Because I was among the first few to go down, I had to sit on rocks, surrounded by goatshit, for at least an hour while we waited for everyone else to abseil down. It was pretty grotty.

Once everyone was down, we were faced with the difficult task of getting out of this goatshit-riddled dunghole. And the way we did this was by half-slipping, half-sliding, half-skiing down through the rocks and the olive-like pellets of shit. It was totally grotty: my shoes were covered in, and soaked with, goatshit; and all the way down, the mountain goats themselves were just staring at us and jumping nimbly among the rocks, clearly in blatant mockery of us.

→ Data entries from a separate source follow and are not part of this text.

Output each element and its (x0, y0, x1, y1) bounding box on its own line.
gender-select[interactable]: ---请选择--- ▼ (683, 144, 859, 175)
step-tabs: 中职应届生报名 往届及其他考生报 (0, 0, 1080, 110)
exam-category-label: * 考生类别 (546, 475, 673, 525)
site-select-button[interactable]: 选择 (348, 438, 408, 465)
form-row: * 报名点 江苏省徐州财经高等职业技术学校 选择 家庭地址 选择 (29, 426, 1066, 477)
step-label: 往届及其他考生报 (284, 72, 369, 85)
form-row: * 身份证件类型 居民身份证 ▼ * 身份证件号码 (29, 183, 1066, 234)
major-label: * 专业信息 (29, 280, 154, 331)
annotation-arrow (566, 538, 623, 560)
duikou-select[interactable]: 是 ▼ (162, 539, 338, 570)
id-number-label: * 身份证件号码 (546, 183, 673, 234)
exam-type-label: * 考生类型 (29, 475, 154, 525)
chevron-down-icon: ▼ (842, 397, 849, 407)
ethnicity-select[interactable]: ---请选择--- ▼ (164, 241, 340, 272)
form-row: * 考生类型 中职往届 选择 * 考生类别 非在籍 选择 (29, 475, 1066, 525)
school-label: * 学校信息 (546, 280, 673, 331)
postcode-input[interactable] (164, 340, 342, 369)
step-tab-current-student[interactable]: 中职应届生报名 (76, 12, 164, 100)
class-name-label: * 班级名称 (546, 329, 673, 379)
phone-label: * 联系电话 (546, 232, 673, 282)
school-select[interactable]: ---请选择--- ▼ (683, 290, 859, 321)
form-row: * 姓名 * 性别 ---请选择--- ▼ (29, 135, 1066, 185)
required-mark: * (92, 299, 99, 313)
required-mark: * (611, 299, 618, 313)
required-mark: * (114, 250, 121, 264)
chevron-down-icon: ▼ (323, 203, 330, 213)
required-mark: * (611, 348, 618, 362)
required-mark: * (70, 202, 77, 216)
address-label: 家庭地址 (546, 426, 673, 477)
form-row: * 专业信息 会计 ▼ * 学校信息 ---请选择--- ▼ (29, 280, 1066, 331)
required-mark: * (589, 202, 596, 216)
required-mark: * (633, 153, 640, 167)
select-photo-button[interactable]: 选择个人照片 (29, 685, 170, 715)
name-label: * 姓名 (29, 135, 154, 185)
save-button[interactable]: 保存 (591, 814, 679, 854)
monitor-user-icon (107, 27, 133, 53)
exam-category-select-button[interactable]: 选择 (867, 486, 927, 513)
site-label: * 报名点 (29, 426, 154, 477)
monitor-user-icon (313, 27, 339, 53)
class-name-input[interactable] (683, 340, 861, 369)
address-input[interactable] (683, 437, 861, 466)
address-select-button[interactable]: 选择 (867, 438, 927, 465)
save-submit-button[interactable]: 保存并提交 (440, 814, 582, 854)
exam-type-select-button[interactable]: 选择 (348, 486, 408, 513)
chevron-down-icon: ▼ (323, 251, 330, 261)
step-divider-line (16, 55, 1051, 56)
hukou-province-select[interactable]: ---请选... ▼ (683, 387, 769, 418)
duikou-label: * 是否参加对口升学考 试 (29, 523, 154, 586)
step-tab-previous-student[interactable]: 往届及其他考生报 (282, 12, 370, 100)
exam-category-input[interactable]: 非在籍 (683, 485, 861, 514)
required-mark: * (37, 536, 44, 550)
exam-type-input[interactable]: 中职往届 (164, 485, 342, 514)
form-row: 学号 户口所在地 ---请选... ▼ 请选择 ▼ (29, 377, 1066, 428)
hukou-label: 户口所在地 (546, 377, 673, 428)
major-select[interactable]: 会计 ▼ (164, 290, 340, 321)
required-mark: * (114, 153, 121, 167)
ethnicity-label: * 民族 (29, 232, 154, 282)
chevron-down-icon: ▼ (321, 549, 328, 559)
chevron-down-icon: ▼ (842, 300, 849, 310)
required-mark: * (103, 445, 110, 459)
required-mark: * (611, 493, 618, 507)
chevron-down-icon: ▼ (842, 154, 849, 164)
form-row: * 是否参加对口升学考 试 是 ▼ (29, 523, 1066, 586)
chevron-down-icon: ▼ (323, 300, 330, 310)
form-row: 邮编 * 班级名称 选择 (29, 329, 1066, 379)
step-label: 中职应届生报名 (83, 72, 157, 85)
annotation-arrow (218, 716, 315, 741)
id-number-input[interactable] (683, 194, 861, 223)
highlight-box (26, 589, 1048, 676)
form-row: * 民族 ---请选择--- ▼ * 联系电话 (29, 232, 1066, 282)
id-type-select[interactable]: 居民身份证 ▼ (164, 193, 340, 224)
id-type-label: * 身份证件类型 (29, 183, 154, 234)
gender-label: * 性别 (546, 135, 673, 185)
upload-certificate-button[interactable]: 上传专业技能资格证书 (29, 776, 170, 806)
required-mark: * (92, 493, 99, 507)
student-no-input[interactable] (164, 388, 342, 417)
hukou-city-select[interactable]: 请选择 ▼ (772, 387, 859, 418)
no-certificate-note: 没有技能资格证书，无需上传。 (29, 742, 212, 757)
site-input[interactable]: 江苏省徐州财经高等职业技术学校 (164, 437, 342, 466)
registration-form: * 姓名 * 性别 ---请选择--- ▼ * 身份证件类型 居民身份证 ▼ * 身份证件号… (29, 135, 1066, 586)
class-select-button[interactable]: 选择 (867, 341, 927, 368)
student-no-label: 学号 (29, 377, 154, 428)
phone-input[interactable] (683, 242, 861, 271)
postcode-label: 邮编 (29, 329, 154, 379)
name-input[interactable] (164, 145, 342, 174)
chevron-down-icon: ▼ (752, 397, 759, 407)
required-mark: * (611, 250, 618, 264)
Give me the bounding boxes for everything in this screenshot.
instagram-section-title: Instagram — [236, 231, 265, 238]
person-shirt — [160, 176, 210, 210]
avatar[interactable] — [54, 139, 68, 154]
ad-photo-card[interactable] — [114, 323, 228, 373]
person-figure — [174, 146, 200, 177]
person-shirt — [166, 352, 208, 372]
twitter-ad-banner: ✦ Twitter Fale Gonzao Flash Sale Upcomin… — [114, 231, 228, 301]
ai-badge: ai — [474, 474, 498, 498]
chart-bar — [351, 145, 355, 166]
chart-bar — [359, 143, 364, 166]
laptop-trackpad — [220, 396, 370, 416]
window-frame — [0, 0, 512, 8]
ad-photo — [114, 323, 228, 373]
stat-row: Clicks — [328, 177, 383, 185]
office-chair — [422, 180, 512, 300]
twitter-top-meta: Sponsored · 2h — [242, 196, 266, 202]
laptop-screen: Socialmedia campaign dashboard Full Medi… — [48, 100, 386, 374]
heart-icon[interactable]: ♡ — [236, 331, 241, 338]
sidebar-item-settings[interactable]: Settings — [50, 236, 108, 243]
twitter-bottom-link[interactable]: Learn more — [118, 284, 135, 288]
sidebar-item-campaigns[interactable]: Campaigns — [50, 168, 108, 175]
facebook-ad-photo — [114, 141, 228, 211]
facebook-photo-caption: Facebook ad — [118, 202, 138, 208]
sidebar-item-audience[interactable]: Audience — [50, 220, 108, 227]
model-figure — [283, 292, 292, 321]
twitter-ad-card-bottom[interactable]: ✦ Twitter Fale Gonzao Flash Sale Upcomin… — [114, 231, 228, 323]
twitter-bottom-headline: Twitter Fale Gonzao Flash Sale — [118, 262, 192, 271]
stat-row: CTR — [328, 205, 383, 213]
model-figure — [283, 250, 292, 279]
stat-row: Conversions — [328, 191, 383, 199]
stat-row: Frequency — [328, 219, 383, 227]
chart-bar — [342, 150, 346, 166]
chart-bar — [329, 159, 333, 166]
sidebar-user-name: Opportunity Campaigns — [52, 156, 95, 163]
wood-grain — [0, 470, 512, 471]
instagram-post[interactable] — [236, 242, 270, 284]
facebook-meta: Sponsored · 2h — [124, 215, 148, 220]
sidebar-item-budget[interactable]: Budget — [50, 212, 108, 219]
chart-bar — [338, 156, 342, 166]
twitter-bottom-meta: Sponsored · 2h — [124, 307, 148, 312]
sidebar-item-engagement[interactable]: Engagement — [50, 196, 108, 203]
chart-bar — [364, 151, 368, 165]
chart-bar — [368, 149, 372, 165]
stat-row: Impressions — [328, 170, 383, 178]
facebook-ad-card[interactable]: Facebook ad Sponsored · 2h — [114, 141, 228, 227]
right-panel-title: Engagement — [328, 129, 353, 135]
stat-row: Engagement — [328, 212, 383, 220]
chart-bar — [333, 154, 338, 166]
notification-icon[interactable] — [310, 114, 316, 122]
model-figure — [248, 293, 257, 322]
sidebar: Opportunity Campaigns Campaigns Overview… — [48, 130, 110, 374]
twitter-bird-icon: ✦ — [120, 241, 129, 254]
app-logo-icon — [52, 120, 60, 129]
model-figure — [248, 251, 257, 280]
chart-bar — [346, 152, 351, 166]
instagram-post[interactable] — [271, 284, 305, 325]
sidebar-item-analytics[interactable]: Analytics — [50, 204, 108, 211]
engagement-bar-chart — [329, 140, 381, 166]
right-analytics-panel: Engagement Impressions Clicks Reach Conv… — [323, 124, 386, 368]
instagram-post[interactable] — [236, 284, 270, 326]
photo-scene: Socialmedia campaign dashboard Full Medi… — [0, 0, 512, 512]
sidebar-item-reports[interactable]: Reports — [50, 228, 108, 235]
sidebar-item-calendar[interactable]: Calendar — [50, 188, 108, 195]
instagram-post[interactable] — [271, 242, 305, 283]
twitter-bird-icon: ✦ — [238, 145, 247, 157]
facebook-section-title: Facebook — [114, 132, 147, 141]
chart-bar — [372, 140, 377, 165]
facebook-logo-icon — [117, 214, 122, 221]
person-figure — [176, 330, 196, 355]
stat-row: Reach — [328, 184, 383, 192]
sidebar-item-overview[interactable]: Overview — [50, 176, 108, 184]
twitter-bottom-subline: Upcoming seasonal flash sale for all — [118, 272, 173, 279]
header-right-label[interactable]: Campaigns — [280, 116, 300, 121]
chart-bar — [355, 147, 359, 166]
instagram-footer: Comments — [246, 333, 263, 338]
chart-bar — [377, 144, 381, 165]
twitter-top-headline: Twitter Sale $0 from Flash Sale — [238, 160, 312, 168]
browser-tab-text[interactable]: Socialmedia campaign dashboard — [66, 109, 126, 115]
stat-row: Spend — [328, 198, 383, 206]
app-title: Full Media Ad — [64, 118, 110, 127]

But soon the cliff slopes gave way to a proper, relatively flat path; and around here, the place was inundated with goats. We had a perfect view of the northern Galilee - of the farmlands, the sea, and the coast that curved all the way down to the jutting head of Haifa - except I didn't have my camera (more on that story later, folks!). And there were literally hundreds of goats: old ones with grey beards; angry mothers watching their children; and adorable little kid goats that you could pick up and cuddle.

One little kid (Had Gad Ya!) wouldn't leave me alone after I gave it just one pat. It was so cute! I kept on walking along the path, cause we had to hurry: and this baby goat just kept following me, and nuzzling up to me! Eventually I just told it to "zooz" (piss off), and I ran off along the path before it could follow.

So we left the lovely (if slightly shitty) goats behind, and climbed back up to the top. From there, we sat and watched the sun set, into the Mediterranean, over all the Western Galilee. It was one of the most beautiful sights I've ever seen! And, as Murphy's Law dictates, everyone was snapping away on their cameras, except me, because I still didn't have my camera!

Apparently, after we abseiled down the cliff, all the stuff we left at the top (including my camera and jumper) was collected and dumped on the bus. And in the brief time we had to look, I found my hat/sunnies/wallet/phone, but not my jumper or my camera.

So I watched the beautiful sunset over the Galil in the cold, and without a camera. I tried to enjoy it; but let me tell you, I was feeling pretty pissed off! [Reading this again, as I type it up onto computer six weeks later, I feel just as pissed off now as I did then]

Naturally, the minute we got back on the warm bus - after the sun had set, and we were on our way to Nahariya for the night - my camera and jumper turned up immediately.

The bus ride to Nahariya didn't take that long; and when we got to our hotel, we unpacked our stuff and showered to get over the wet hike from this morning [and to wash off the goatshit].

Tonight's been a relaxing night: the only drama tonight was when we returned from the shops, and the key to our room simply would not open the door. But luckily, a security guy came up, and was able to get it open.

Although I've bitched about it a fair bit, today's actually been a really fun day. Never mind that I had no camera: sunset over the Galil was a beautiful sight, even if it's only in my memory.